Pertenezco a esa casta de los que nunca han tenido carné de conducir. Mi visión del mundo desde un coche ha sido siempre la del copiloto. Y aunque no se podría decir que haya sido un gran viajero, ello no significa que no haya visto suficiente. Sobre todo ahora, por cuestiones domésticas. Esto se debe a que en mi familia a la que conduce Dios no le concedió el don de la orientación.
Si Colón hubiese delegado en ella el timón de la Santa María, en vez de llegar a Cabo Verde aprovechando los alisios dirección suroeste, ahora estaríamos hablando del descubrimiento del Nuevo Mundo habiendo seguido el círculo polar ártico, cruzando el mar de Bering, y, tras bordear las Aleutianas, desembarcar en algún punto del Yukón. Sin ir más lejos, con ella al volante, un corto desplazamiento de Coruña a Sada podría convertirse en un serpenteante viaje por insólitos parajes con un pasmoso e inesperado final en Nogueira de Ramuín.
Vaya en su descargo que a odiseas como esta contribuye mi imcompetente ayuda (tengo una brújula por llavero, tan útil para el caso como la máquina de Antikitera) así como la peculiar señalización de las infinitas carreteras y autovías gallegas, que parece colocada por alguien tras haber absorbido sin medida litros de clarete antes de desayunar. Se sabe de algún conductor, fiel observante de las normas, que habiendo entrado en una glorieta estuvo dando vueltas durante días por cumplir a rajatabla las indicaciones. Y así seguiría eternamente si una misteriosa y providencial fuerza centrífuga no lo hubiese sacado felizmente del delirante tiovivo.

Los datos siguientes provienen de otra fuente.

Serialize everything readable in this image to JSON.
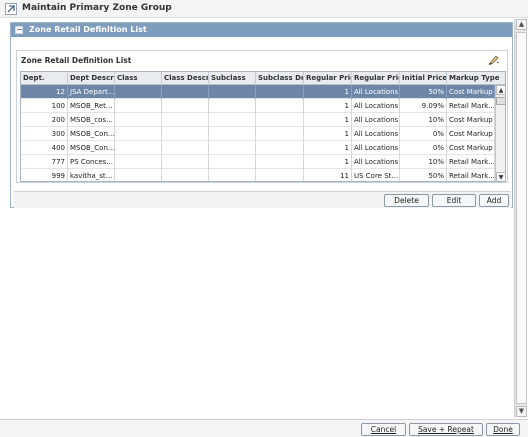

Sin embargo, gracias a estas fortuitas expediciones he podido conocer la geografía gallega con detalle y alucinar con la cantidad de animaladas que los habitantes de este país han hecho con la arquitectura y el paisaje, no sólo en núcleos de población más o menos importantes sino hasta en los lugares más inhóspitos y alejados.
O bien tenemos la particularidad de incluir de serie un clavo en la cabeza o bien cierto gen –o la ausencia de él– nos caracteriza por la versión opuesta al “síndrome de Stendhal”, la de la ojeriza a todo lo que signifique belleza y armonía, lo que se traduce en interminables y disparatadas atrocidades urbanísticas y ecológicas. Es un misterio cuándo y cómo se produjo ese salto genético.
El caso es que los propios gallegos hemos llegado a ser azote de Galicia, capaces de destruir en poco tiempo un hermoso país hasta convertirlo en un estercolero, réplicas un sórdido suburbio de gran ciudad, en algo demencial que lejos de frenarse parece crecer exponencialmente sin que nadie intervenga. Feísmo, le llaman. Y nada tiene que ver con la falta de recursos de los autores de tanta burrada y desvarío. Decenas de miles de galpones, chaletes, casas, urbanizaciones y polígonos hechos por locos furiosos crecen como hongos en Galicia. Deben de ser los genes. O la carencia de uno de ellos.